Se ha convertido en clásica una interpretación de determinados movimientos sociales de protesta como producto de la mentalidad de los rebeldes primitivos. Éstos son los capaces de producir una conmoción instantánea y apocalíptica, pero no en cambio de la paciente acción transformadora de la sociedad. Quien primero esbozó esta teoría era un historiador marxista que con ella pretendía revelar las raíces más íntimas del comportamiento de los anarquistas. Uno tiene la tentación de que la invertebrada sociedad española reacciona ante el poder con buenas dosis de anarquismo. Soporta con paciencia filosófica un comportamiento gubernamental intolerable hasta que se rebela, pero después de hacerlo es perfectamente capaz de votar a ese Gobierno,
Si parece excesiva la comparación con el anarquismo, intentemos otra ya ensayada en nuestro inmediato pasado: como a comienzos de siglo, la actitud del español ante la política es la del aficionado taurino ante la faena que transcurre en el ruedo. Como advirtió Pérez de Ayala en Política y toros, el español se considera ante todo espectador, interesado pero distante, tanto de la política como de los toros.
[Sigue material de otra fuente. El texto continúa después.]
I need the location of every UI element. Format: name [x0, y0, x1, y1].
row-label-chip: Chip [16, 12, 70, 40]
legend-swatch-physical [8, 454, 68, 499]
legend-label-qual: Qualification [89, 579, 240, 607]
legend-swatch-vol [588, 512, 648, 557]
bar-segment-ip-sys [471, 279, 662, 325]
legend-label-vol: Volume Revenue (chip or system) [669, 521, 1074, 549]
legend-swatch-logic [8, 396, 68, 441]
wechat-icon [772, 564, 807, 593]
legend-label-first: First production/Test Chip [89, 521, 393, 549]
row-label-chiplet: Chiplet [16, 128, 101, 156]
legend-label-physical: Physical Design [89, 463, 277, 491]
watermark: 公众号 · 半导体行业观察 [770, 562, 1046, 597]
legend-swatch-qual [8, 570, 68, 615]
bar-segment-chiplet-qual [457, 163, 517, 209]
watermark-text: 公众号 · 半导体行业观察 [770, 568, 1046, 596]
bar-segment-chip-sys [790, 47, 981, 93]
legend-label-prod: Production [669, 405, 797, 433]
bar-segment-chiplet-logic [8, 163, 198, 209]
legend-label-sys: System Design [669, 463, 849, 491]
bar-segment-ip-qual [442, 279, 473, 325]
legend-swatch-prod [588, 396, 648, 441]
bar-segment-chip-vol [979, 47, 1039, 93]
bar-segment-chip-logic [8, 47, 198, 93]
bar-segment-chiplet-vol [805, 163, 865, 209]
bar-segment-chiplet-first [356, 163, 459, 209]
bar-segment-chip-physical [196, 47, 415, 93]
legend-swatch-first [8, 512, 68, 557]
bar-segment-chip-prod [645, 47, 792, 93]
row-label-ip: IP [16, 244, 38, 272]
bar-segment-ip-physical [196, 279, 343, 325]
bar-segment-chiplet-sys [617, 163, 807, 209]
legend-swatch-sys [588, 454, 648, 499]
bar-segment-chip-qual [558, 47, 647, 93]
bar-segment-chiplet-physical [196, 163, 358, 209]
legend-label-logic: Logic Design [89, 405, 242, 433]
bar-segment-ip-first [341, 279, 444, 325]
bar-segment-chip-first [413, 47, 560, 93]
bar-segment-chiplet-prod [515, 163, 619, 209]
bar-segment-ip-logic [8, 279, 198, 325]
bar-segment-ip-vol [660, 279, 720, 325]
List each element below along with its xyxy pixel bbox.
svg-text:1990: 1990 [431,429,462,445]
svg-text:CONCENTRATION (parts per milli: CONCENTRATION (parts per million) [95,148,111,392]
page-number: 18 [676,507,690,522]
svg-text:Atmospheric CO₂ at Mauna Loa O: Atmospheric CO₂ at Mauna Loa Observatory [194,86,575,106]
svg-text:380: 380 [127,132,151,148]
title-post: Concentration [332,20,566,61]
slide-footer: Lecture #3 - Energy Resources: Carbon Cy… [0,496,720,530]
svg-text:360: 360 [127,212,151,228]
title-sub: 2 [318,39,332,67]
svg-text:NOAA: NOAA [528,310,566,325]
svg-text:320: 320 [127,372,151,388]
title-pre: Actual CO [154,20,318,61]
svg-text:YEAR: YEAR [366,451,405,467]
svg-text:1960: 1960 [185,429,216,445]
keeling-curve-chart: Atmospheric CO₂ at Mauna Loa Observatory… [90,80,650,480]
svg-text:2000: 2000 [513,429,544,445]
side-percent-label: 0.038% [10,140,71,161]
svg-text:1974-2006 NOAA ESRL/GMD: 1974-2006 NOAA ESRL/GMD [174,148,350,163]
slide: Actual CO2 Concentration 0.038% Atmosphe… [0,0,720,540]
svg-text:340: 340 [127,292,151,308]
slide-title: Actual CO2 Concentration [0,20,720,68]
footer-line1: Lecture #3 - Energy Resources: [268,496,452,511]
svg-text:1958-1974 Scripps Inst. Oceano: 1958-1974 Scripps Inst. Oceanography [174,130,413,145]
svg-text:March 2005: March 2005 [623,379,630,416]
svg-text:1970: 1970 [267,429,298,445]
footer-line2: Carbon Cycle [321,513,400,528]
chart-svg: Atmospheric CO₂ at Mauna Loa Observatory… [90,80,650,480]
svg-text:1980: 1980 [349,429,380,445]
Lo lógico ante el poder político es la sumisión voluntaria o la resistencia inquebrantable, pero en España, entonces y ahora, parecemos no aceptar esta fórmula. Colectivamente, hemos sido débiles ante la autoridad política en los tiempos en que el cambio era una mística; ahora nos hemos permitido el pequeño lujo, en el fondo inocuo, de tratar con mofa y escarnio a un Gobierno cuyo comportamiento ha pasado ya de la raya. Pero en el fondo no se trata más que de un fenómeno de justicia impulsiva como esos otros tan habituales en los ruedos y de los que hablaba Pérez de Ayala, que pueden acabar con la petición de oreja del Gobierno o para el mismo, lo que es bastante distinto. Puestos a comparar, hasta resulta posible encontrar una semejanza entre ese "discutir interminablemente sobre cosas que no admiten discusión", característica del aficionado taurino, y lo que va a suceder con el resultado de la huelga. Vamos a tener infinitos comentadores y exegetas acerca de lo que ha querido manifestar el pueblo español con esta huelga, pero, como en el caso del referéndum sobre la OTAN, los motivos reales van a estar muy lejanos de las interpretaciones posteriores.
Decía Quevedo que hay en España muchas cosas que parecen existir y tener su ser, pero que no son más que un nombre o una apariencia. Tres siglos después, esta afirmación sigue teniendo su validez: disponemos de un Gobierno mayoritario, pero abrumadoramente vencido en la huelga general; unos sindicatos minúsculos, pero triunfantes, y una oposición que ni se opone ni, en el caso de que lo hiciera, tendría la menor relevancia. Como diría Santiago Carrillo, si esto es una democracia consolidada, que venga Dios y lo vea.